俺は、隣で今にも鼻血を出してしまいそうな真紘を置いて、逃げ込むようにして校舎へ入り込んだ。
昼間だというのに、生徒も先生も、誰もいない廊下はがらんとしていた。
「っ、はぁ……」
さきほど、俺の口から溢れるようにして声に出た「好きだ」の3文字。
ーーでも。
たくさんの女子に囲まれていた真柴の姿を思い出す。
俺はあそこに混ざれるか?
堂々と、真柴が好きだと言えるのか?
俺が……男が、男を好きになっても、いいのか……?
ツキ……っと、胸に針が刺さったような、鋭い痛みが胸に広がっていく。
わかんねえ、なにもかもわかんねえ。
俺は男で、真柴も男で。
でも真柴を囲んでたやつは女で。
"普通"は、女と男が付き合うもんで……っーー。
考えれば考えるほどに、ジワジワと脳に麻酔がかかるかのように体から感覚がなくなっていく。
俺の体じゃない、そんな感覚。
ああ、俺、最低だ。
自分で自分を受け入れられない。
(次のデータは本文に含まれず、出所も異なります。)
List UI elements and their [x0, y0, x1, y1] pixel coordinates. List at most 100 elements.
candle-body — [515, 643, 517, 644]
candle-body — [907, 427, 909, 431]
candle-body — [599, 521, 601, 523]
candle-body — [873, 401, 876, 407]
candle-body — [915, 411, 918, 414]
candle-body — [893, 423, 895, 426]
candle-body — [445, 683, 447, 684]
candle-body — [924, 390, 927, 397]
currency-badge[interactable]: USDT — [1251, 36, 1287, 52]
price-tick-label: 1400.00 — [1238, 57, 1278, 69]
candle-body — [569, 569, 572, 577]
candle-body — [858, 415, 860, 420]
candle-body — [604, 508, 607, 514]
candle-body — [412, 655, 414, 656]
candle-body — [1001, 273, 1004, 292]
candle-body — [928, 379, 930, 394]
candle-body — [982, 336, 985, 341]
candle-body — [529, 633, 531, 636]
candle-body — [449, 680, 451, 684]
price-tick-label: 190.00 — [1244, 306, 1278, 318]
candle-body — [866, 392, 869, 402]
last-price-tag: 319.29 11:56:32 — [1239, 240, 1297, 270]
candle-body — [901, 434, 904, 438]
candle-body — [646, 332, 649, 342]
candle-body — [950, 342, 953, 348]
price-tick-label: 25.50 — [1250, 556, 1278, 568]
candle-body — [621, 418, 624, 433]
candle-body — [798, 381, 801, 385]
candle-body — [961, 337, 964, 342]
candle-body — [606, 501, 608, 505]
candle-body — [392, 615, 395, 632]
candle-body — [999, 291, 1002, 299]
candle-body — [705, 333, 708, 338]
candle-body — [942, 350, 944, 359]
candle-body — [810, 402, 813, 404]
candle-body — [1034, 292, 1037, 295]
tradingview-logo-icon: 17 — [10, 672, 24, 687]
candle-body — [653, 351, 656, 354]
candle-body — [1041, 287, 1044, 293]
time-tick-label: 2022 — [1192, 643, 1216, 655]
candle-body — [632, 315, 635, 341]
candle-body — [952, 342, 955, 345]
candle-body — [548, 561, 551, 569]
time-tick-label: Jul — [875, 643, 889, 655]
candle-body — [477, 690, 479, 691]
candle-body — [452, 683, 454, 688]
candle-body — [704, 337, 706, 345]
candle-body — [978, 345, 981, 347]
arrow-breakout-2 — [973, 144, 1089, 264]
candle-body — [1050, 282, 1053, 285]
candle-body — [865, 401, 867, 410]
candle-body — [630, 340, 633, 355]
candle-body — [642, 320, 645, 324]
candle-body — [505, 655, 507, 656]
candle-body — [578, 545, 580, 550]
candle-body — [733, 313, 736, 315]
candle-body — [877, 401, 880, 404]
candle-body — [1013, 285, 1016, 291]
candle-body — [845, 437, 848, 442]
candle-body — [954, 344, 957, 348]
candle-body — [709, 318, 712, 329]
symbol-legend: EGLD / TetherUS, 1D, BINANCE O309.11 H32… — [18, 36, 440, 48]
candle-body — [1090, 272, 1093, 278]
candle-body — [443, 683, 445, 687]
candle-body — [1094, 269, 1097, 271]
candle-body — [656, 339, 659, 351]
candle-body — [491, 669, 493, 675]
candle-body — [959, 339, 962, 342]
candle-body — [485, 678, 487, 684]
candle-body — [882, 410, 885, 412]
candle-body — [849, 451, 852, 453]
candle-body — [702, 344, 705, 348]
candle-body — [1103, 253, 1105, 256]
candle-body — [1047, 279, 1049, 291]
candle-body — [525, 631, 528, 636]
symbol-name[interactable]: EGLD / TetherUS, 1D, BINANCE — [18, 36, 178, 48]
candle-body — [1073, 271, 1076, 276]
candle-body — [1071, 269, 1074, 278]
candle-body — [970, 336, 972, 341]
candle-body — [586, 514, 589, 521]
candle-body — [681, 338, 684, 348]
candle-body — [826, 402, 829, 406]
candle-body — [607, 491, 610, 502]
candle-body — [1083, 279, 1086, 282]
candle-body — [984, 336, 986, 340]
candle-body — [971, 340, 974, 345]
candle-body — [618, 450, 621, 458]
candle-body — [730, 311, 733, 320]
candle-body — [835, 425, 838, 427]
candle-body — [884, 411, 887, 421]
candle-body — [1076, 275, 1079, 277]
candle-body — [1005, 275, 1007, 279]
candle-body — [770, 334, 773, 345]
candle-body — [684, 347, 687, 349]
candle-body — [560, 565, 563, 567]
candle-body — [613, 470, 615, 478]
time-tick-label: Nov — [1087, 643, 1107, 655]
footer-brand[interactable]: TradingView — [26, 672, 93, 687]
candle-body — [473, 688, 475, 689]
そんな人間、最低だ。
気がつけば、薄暗い生徒会室でしゃがみ込んでいた。
こんな時でさえ、ここに来ちまうのかよ。
ふっと嘲笑して、膝に顔を埋める。
「くっそ……」
今の俺は、俺自身を受け入れようとすることに必死だ。それなのに、周りの奴らとか、真柴からどう思われるかとか。
そんなことしか考えられない。
そんな自分がとてつもなく悔しくて、しんどくて。
荒くなる呼吸を落ち着けながら「クソ……」と呟いた。
頭に巻いていたハチマキを乱暴に外して、床に投げつける。
好きだと思った人を好きになって。
ただ好きになった人がたまたま男だったことのーー
「っ、何が悪りぃんだよ……っ?」
やべえ、泣きそうだ。必死に歯を食いしばって、目に力を入れる。
俺は泣かない。悪いことも、悲しいことも何もない。
ーーそれでも、世間一般的な考え方が、俺の頭の中を埋め尽くした。
ああ、辛い。
恋をするって、こんなにも窮屈で、辛いものなんだな。